Das Hausmädchen holte die beiden Jungen ab, um sie anzukleiden, und Frau Burton verlor sich in ernste Betrachtungen. Wie eilte die Zeit dahin! Vor dem Frühstück hatte sich ihr Gemahl verzweifelt pessimistisch über ihre Erziehungsgrundsätze geäußert, und trotz ihrer wunderbaren Beredsamkeit hatte sie ihn nicht zu überzeugen vermocht. Sie fühlte, daß sie bis jetzt in der Praxis eine Niederlage nach der anderen erlitten habe. Aber ihr Gemahl selbst hatte ihr einst erzählt, daß auch die besten Feldherren die ersten Schlachten zu verlieren pflegen, und sie schöpfte daraus die Hoffnung, daß sie trotz der erlittenen Niederlagen doch schließlich den Sieg davontragen würde. Sie wollte und mußte siegen! Der schreckliche Gedanke, ein lebenslängliches »Hab's dir doch gleich gesagt« von ihrem Gemahl hören zu müssen, härtete ihren Entschluß, sich durch keinen Mißerfolg in ihren Bestrebungen beirren zu lassen. Die erlittenen Niederlagen ließen sie freilich, wie schon manchen General, erkennen, daß der gute Wille allein den Erfolg nicht verbürgt, und daß die Fähigkeit, sich eine klare Vorstellung von dem zu machen, was eigentlich erreicht werden müßte, sehr verschieden ist von der Fähigkeit, die zur Erreichung dieses Zieles richtigen Mittel und Wege zu finden.

Die Frühstücksglocke schreckte sie aus ihren Betrachtungen auf, mit denen sie bereits im Thale der Demütigung angelangt war.
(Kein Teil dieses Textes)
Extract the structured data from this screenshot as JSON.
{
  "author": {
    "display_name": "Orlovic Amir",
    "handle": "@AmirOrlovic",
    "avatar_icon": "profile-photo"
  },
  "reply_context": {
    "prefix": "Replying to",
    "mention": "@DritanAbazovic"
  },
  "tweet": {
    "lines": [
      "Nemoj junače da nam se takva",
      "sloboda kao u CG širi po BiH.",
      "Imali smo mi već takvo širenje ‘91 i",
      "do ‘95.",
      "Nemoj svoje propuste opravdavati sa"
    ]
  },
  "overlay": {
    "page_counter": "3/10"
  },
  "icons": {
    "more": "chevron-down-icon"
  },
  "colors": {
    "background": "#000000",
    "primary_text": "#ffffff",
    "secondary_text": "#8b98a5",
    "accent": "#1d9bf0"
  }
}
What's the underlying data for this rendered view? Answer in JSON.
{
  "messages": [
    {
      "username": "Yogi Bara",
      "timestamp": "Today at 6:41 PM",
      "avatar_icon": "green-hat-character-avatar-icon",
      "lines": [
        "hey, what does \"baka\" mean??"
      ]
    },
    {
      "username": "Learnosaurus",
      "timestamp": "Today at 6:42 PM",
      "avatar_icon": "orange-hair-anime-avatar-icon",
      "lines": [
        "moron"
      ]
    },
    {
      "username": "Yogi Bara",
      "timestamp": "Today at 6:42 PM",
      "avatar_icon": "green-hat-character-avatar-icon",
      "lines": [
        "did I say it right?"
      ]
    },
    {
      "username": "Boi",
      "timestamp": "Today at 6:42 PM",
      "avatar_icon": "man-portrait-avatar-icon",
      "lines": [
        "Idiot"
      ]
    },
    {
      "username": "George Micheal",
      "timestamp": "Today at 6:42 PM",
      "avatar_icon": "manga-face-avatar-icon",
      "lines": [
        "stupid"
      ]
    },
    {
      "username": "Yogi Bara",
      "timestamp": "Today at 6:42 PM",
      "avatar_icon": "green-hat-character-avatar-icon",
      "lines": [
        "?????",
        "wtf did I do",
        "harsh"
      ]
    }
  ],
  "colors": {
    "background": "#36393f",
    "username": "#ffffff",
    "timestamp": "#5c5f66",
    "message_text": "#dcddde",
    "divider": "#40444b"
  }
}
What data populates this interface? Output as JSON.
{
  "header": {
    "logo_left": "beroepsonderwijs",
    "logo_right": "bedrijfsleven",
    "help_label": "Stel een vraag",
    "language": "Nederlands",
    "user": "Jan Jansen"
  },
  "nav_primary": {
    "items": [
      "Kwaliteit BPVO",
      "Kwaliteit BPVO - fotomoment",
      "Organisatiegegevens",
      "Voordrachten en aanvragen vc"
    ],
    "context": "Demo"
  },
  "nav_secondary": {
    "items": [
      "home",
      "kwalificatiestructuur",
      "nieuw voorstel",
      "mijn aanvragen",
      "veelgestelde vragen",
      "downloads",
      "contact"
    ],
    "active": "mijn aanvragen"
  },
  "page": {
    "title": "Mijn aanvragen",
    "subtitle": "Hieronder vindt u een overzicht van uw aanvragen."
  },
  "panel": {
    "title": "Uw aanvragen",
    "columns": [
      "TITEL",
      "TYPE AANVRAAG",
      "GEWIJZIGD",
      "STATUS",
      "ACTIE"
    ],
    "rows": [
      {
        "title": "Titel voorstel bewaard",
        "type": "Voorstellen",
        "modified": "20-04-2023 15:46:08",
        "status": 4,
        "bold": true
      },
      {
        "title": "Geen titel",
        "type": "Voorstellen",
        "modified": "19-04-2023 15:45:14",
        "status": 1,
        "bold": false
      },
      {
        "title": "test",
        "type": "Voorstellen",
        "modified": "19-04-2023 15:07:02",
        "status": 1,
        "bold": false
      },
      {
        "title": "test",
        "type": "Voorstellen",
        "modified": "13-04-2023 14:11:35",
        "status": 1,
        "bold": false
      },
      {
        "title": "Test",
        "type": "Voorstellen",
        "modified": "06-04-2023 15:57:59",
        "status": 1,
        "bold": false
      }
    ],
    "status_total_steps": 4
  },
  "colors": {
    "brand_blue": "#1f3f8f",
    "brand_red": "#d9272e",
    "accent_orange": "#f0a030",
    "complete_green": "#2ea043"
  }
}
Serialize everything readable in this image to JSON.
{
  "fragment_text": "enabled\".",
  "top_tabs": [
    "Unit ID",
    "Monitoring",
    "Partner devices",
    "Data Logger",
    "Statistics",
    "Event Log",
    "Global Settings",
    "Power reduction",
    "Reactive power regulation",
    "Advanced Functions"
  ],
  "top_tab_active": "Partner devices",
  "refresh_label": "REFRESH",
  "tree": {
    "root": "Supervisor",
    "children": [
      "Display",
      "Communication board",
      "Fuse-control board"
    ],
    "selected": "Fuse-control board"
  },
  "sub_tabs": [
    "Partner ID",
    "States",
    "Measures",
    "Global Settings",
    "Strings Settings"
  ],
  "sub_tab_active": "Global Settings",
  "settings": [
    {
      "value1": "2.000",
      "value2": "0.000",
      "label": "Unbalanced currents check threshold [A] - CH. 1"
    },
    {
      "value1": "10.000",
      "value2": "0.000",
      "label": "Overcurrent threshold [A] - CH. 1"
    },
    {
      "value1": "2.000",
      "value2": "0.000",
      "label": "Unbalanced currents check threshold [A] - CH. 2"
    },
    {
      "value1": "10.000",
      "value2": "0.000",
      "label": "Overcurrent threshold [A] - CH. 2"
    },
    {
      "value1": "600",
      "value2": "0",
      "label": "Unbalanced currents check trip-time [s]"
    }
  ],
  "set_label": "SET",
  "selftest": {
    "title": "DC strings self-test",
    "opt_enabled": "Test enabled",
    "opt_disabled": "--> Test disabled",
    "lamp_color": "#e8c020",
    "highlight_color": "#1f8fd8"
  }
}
Sie fand ihre Neffen bereits am Frühstückstisch – Willi in gefälligem Matrosenanzug und Toddi in einem reinen Röckchen und tadellos weißer Schürze. Eine früher gemachte Erfahrung veranlaßte sie, den Untersuchungen Toddis, ob unter Tantes Tafelgeschirr auch »Schildtötenteller« seien, ein jähes Ende zu bereiten, und ein Versuch Willis, Terry Austern in das Maul fallen zu lassen, wie er es seinen Onkel am Morgen mit Brotrinde hatte machen sehen, wurde gewaltsam verhindert. Hiervon abgesehen machten es die Kinder bei Tisch nicht schlimmer oder nicht mal so schlimm, als man es in guter Gesellschaft häufig zu machen pflegt.